While the songwriters weren’t attempting to make a Fleetwood Mac report, a few of the songs have been impressed by the band. Z Berg cited the Rumours hit “Dreams” as a direct inspiration for the harmony-rich soft-rock monitor “Let Me Down Easy,” whereas “Regret Me” is Daisy and Billy’s personal twist on the torch tune “Silver Springs.” “There was something about the authenticity of songs that were from real places of heartbreak and longing that really resonated more and were making it into the show,” she remembers. She jokes that a handful of the songs she penned together with “The River” and “Let Me Down Easy” — have been written in a Daisy Jones-like love triangle “by two girls and a guy, me and two people who were dating at the time.” “I feel like Daisy Jones wants what Daisy Jones wants,” she laughs over the telephone from Los Angeles.
Ultimately, the nice endeavor of the Daisy Jones & the Six LP paid off: Aurora was the primary album by a fictional band to reach No. 1 on iTunes. Plus, there’s extra music coming from the music masterminds of Daisy Jones & the Six — 25 songs from the sequence whole are set to be launched later this 12 months. In addition to the EP-like launch of tracks with every episode, there’s one other companion album on the way in which that includes the opposite artists from the present like Simone Jackson, The Dunne Brothers, and Wyatt Stone.
And naturally, the explosive hype surrounding the band have led to pleas from followers on-line for the TV stars-turned-band to play live shows. So will they? Everyone has their very own imaginative and prescient for Daisy Jones & the Six to formally meet their fanbase.
Much just like the present, Pine hopes that the band earn a stint as musical friends on Saturday Night Live. Scott Neustadter is able to purchase a ticket to a present on tour (“If the timing could work, that would be the coolest thing ever.”) Waterhouse suggests a Troubadour present the place Morrone quips over Zoom from Los Angeles that she’ll “be photographing.”
And Keough and Claflin?

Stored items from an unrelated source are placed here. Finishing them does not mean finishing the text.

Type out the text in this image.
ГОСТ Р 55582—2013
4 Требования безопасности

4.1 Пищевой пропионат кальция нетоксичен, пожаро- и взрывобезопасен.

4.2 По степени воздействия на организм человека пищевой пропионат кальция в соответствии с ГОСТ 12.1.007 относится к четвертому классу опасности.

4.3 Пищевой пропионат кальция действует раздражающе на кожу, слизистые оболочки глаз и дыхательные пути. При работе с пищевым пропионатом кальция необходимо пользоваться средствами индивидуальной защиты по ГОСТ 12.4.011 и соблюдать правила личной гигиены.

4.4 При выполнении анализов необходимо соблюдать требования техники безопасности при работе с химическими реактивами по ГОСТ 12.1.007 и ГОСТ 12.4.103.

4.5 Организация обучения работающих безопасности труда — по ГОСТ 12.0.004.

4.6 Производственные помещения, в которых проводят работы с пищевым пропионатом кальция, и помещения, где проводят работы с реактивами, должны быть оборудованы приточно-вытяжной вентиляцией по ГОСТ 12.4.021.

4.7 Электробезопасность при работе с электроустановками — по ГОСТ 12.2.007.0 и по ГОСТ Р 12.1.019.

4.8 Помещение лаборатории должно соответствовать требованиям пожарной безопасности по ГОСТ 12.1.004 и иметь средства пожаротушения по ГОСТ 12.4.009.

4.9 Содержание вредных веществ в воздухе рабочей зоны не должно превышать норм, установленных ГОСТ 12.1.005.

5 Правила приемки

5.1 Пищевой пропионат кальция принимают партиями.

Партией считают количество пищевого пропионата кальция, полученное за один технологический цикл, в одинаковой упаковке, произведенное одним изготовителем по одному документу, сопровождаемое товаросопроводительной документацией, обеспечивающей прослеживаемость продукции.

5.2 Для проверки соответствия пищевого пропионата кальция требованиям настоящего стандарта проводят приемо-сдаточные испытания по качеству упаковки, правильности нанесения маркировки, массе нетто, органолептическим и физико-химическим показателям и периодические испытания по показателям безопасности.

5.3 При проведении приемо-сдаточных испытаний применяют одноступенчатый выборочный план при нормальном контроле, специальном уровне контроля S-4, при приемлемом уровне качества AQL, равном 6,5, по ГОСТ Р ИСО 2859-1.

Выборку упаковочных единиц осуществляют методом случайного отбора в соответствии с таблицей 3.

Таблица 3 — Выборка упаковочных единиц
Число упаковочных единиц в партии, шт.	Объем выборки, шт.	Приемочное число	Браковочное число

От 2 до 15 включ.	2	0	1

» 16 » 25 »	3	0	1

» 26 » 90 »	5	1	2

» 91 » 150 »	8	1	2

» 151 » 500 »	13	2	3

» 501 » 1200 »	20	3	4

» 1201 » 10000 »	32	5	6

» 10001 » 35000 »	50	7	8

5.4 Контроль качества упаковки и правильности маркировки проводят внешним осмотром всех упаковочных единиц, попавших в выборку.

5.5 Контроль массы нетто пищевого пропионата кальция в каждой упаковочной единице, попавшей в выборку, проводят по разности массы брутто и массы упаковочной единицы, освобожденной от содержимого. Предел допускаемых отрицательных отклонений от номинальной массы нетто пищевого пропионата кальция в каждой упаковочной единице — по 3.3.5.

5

They’re able to promote tickets themselves.
“We’ve been away from each other for so long that when we get in a room together, we’re so giggly and excited to see each other. If you asked us to do anything together, we’d be like, ‘Yes.’ Get on a ship and sail around the world, we’d be like, ‘OK,’” Keough reveals.
“I think we’d all jump at the chance,” Claflin provides.
In the meantime, begin planning your Daisy Jones-approved outfits.